My partner was a large, shaggy Airedale named Mike. Like myself, Mike was a pariah among polite anglers. Hour after hour, summer after summer, he would gallop through the shallow offshore waters trying to catch carp, bullheads, frogs and turtles. If a line, a bobber or even a boat got in his way, he simply ran over the obstacle. He was a happy, dedicated fisherman, though he never caught much working alone, and neither did I. But together we were effective. Our favorite spot was not the lake at all but a small, narrow, bush-draped outlet creek. Though beneath contempt as far as serious fishermen were concerned, this little stream teemed with aquatic game. Mike and I went there mostly for turtles and mud puppies, species which we both found more interesting than mere fish. Our method was for Mike to tromp through the stream, barking wildly to flush out the creatures, which I would then grab.
On July 4th, 1938, Mike and I, both unselected—to put it kindly—for the fishing contest, took ourselves off to this creek. I had a large butterfly net and Mike his unquenchable enthusiasm for pursuing water varmints. We went to a place where the creek was partially blocked by the roots of a large pin oak. I put the butterfly net across this narrow chute, and Mike began moving downstream toward me, floundering, thrashing, diving in the muck. In an hour or so we had netted, among other things, four goodish largemouth bass, two carp and a bowfin, a large prehistoric-looking type which, so help me, is called in southern Michigan a dogfish.

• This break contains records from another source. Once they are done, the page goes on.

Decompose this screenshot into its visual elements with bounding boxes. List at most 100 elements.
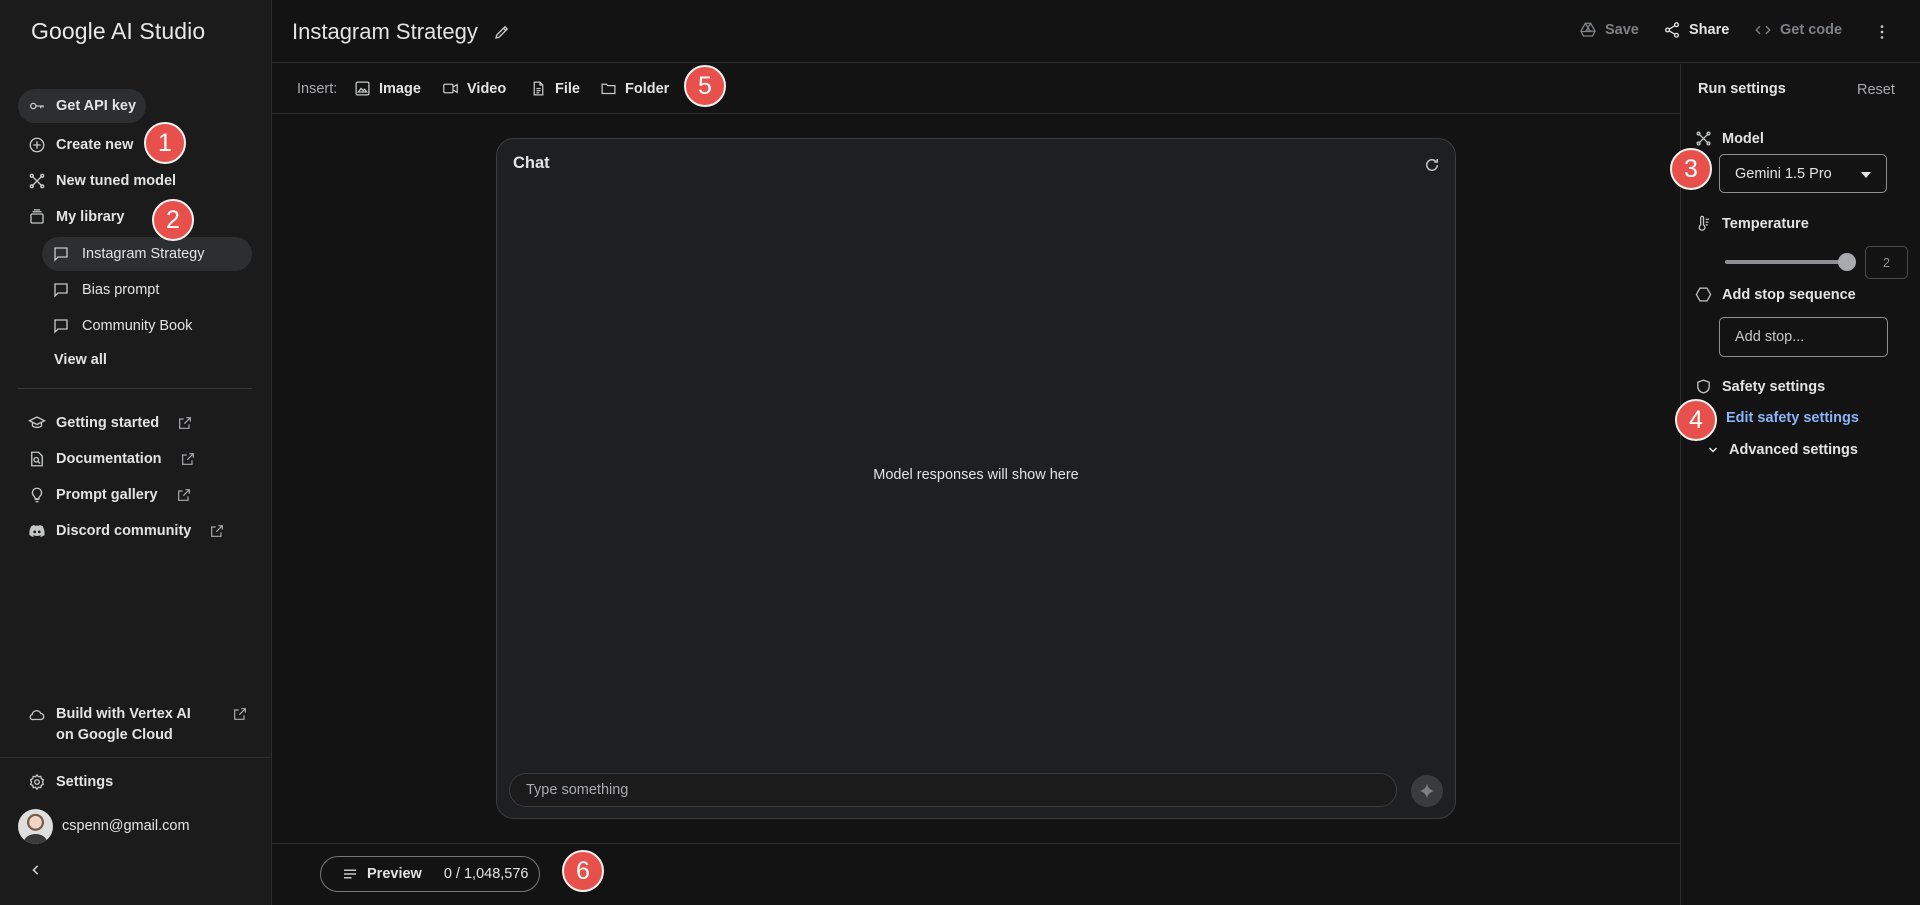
model-heading: Model [1695, 130, 1764, 147]
insert-image-button[interactable]: Image [354, 80, 421, 97]
temperature-input[interactable] [1865, 246, 1908, 279]
chat-bubble-icon [52, 281, 70, 299]
more-vert-icon [1880, 25, 1884, 39]
create-new-label: Create new [56, 137, 134, 153]
callout-marker: 1 [144, 122, 186, 164]
discord-community-link[interactable]: Discord community [18, 514, 235, 548]
open-external-icon [232, 706, 248, 722]
image-icon [354, 80, 371, 97]
sidebar-divider [18, 388, 252, 389]
insert-image-label: Image [379, 80, 421, 97]
library-item-bias-prompt[interactable]: Bias prompt [42, 273, 252, 307]
callout-marker: 4 [1675, 399, 1717, 441]
sidebar: Google AI Studio Get API key Create new … [0, 0, 272, 905]
getting-started-label: Getting started [56, 415, 160, 431]
callout-marker: 5 [684, 65, 726, 107]
open-external-icon [180, 451, 196, 467]
insert-file-label: File [555, 80, 580, 97]
key-icon [28, 97, 46, 115]
callout-marker: 3 [1670, 148, 1712, 190]
settings-label: Settings [56, 774, 114, 790]
callout-marker: 2 [152, 199, 194, 241]
get-api-key-label: Get API key [56, 98, 137, 114]
model-select[interactable]: Gemini 1.5 Pro [1719, 154, 1887, 193]
library-item-label: Instagram Strategy [82, 246, 205, 262]
library-item-label: Bias prompt [82, 282, 160, 298]
get-api-key-button[interactable]: Get API key [18, 89, 147, 123]
refresh-icon [1426, 159, 1438, 171]
school-icon [28, 414, 46, 432]
share-label: Share [1689, 22, 1730, 38]
bottom-bar: Preview 0 / 1,048,576 [272, 843, 1680, 905]
collapse-sidebar-button[interactable] [26, 860, 46, 880]
insert-folder-label: Folder [625, 80, 670, 97]
list-lines-icon [341, 865, 359, 883]
prompt-gallery-link[interactable]: Prompt gallery [18, 478, 202, 512]
chat-bubble-icon [52, 317, 70, 335]
page-title: Instagram Strategy [292, 19, 478, 44]
file-icon [530, 80, 547, 97]
discord-community-label: Discord community [56, 523, 192, 539]
stop-sequence-input[interactable] [1719, 317, 1888, 357]
get-code-button[interactable]: Get code [1754, 21, 1842, 39]
code-icon [1754, 21, 1772, 39]
chat-title: Chat [513, 154, 550, 172]
chevron-down-icon [1707, 444, 1719, 456]
advanced-settings-label: Advanced settings [1729, 442, 1858, 458]
documentation-label: Documentation [56, 451, 162, 467]
my-library-button[interactable]: My library [18, 200, 135, 234]
empty-chat-message: Model responses will show here [873, 467, 1079, 483]
model-select-value: Gemini 1.5 Pro [1735, 165, 1832, 182]
library-item-instagram-strategy[interactable]: Instagram Strategy [42, 237, 252, 271]
vertex-ai-label: Build with Vertex AI on Google Cloud [56, 706, 191, 743]
refresh-chat-button[interactable] [1423, 156, 1441, 174]
settings-button[interactable]: Settings [18, 765, 123, 799]
insert-toolbar: Insert: Image Video File Folder [272, 64, 1680, 114]
preview-label: Preview [367, 866, 422, 882]
insert-file-button[interactable]: File [530, 80, 580, 97]
open-external-icon [209, 523, 225, 539]
gear-icon [28, 773, 46, 791]
lightbulb-icon [28, 486, 46, 504]
tuned-model-icon [1695, 130, 1712, 147]
callout-marker: 6 [562, 850, 604, 892]
run-settings-panel: Run settings Reset Model Gemini 1.5 Pro … [1680, 64, 1920, 905]
document-search-icon [28, 450, 46, 468]
chat-bubble-icon [52, 245, 70, 263]
insert-folder-button[interactable]: Folder [600, 80, 669, 97]
share-button[interactable]: Share [1663, 21, 1729, 39]
discord-icon [28, 522, 46, 540]
library-item-community-book[interactable]: Community Book [42, 309, 252, 343]
my-library-label: My library [56, 209, 125, 225]
view-all-link[interactable]: View all [54, 352, 107, 368]
temperature-slider[interactable] [1725, 253, 1856, 271]
create-new-button[interactable]: Create new [18, 128, 143, 162]
prompt-gallery-label: Prompt gallery [56, 487, 158, 503]
drive-icon [1579, 21, 1597, 39]
hexagon-icon [1695, 286, 1712, 303]
temperature-slider-thumb[interactable] [1838, 253, 1856, 271]
insert-video-button[interactable]: Video [442, 80, 506, 97]
edit-title-button[interactable] [493, 23, 511, 41]
preview-button[interactable]: Preview 0 / 1,048,576 [320, 856, 540, 892]
edit-safety-settings-link[interactable]: Edit safety settings [1726, 410, 1859, 426]
getting-started-link[interactable]: Getting started [18, 406, 203, 440]
avatar[interactable] [18, 809, 53, 844]
dropdown-caret-icon [1861, 172, 1871, 178]
shield-icon [1695, 378, 1712, 395]
advanced-settings-toggle[interactable]: Advanced settings [1707, 442, 1858, 458]
documentation-link[interactable]: Documentation [18, 442, 206, 476]
reset-button[interactable]: Reset [1857, 82, 1895, 98]
save-label: Save [1605, 22, 1639, 38]
save-button[interactable]: Save [1579, 21, 1639, 39]
chat-input[interactable] [509, 773, 1397, 807]
model-label: Model [1722, 130, 1764, 147]
stop-sequence-heading: Add stop sequence [1695, 286, 1856, 303]
run-button[interactable] [1411, 775, 1443, 807]
new-tuned-model-button[interactable]: New tuned model [18, 164, 186, 198]
user-email: cspenn@gmail.com [62, 818, 190, 834]
new-tuned-model-label: New tuned model [56, 173, 177, 189]
vertex-ai-link[interactable]: Build with Vertex AI on Google Cloud [28, 704, 248, 746]
open-external-icon [176, 487, 192, 503]
more-options-button[interactable] [1872, 22, 1892, 42]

Though our total inches were twice those of the nearest competitor—the carp alone almost was enough to win—our record was disallowed. "It doesn't count. They didn't catch them," stormed the traditionalists. So here was the beef that has plagued me through the years. To say that Mike and I had not caught anything, or that what we had caught were not fish, was plainly at odds with evidence. We looked like we had fish, and we smelled like we had fish. But fishermen are like thought police—two and two are five. We had not caught fish because we had not caught fish as other fishermen had tried to catch them. The rules committee agreed that the seven carcasses we submitted were nonfish and stuck to their decision even after thay had eaten our four bass.
As time passed and I got out of the southern Michigan provinces, I met more worldly fishermen—those with old, frail-looking poles, delicate, expensive reels, hats stuck full of okapi-skin lures. Such people, I found, regarded fishing with a bobber and cane pole as scornfully as my family did fishing with an Airedale. Yet even these sophisticates were not sufficiently advanced to understand and admire my style.
One such high fisherman was a newspaper editor. He and I were fairly close acquaintances, but he stopped speaking to me in August 1952 after hearing an account of one of my most successful fishing trips. This chap, whom we shall call Dryden Flye, had been away to a fancy school where, among other things, he had learned about trout and when to whisper reverently, "The hatch is on." (One is not born with a taste for High Fishing. It is an acquired habit like wearing velvet collars, drinking martinis on the rocks and reading T. S. Eliot.)